I’m looking forward to an intellectual property presentation this evening. Specialist law firm AJ Parks will lead discussion at the Law and Economics Association of NZ on the Major Events Management Act 2007.

The Bill has been notorious for its prohibition of  “ambush marketing”. In the original form the Bill would have even banned the Westpac Rescue helicopter from going near the venue, because of its logos.

Less attention has been paid to the ban on a secondary market in tickets. Sections 25 and 26 make “ticket scalping” illegal.

There’s resentment the world over at “unscrupulous sellers fleecing fans“.  Thus spake the front page of of a Dubai newspaper I was reading a fortnight ago, about the Dubai Rugby Sevens at the end of this month. Tickets issued at dhs 225 are being auctioned for dhs 450.  Justin Timberlake fans were suffering similarly.

It went on – “It’s not good for the artist to see there’s money unaccounted for, it’s not good for the organisers who have spent a lot of money to see it disappearing into the hands of scavengers, and its not good for the audience – who will be disappointed if more tickets are officially released later“.

I suspect that the opposite is true. Restrictions on the free sale of any property usually cut its value to any owner.  After the All Black debacle in France, Kiwis who could not bear to watch the sad final had the consolation of selling their tickets. That flexibility would underpin initial prices in future World Cups. It is worth paying more if your downside is covered. If resale is forbidden how will the Poms and French and others we want here in 4 years  cover their risk that the final could be between teams that bore them?

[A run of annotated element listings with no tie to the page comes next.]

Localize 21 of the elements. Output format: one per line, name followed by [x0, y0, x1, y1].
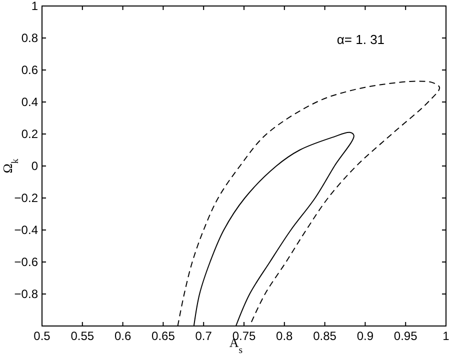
x-tick-label: 0.6 — [114, 329, 132, 343]
y-tick-label: 0.6 — [21, 63, 38, 77]
x-tick-label: 0.9 — [356, 329, 374, 343]
x-tick-label: 0.7 — [195, 329, 212, 343]
x-tick-label: 0.85 — [313, 329, 337, 343]
x-tick-label: 0.5 — [34, 329, 51, 343]
x-tick-label: 0.65 — [152, 329, 176, 343]
y-tick-label: 1 — [31, 0, 38, 13]
y-tick-label: −0.4 — [14, 223, 38, 237]
x-tick-label: 1 — [442, 329, 450, 343]
x-tick-label: 0.95 — [394, 329, 418, 343]
y-tick-label: 0.8 — [21, 31, 38, 45]
y-tick-label: 0 — [31, 159, 38, 173]
x-tick-label: 0.8 — [276, 329, 294, 343]
y-tick-label: 0.2 — [21, 127, 38, 141]
annotation: α= 1. 31 — [336, 32, 385, 47]
x-tick-label: 0.55 — [70, 329, 94, 343]
y-tick-label: −0.2 — [14, 191, 38, 205]
y-tick-label: −0.8 — [14, 287, 38, 301]
y-tick-label: −0.6 — [14, 255, 38, 269]
y-tick-label: 0.4 — [21, 95, 38, 109]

If the Act’s resale prohibition sticks, the initial issue price might need to be lower, to compensate buyers for being unable to salvage anything should they be unable to attend.

In reality the resale prohibition is unlikely to work. It will just make the market less transparent but more profitable for the touts. The go-between’s risk will be reflected in the margin between the secondary seller’s and buyer’s prices.

This part of the Bill is an own-goal, unless the Rugby Union have a cunning plan to profit from a monopoly control of resales. To maximise the initial price the Rugby Union should announce early that they will consent to approved resales, and offer a resale facility.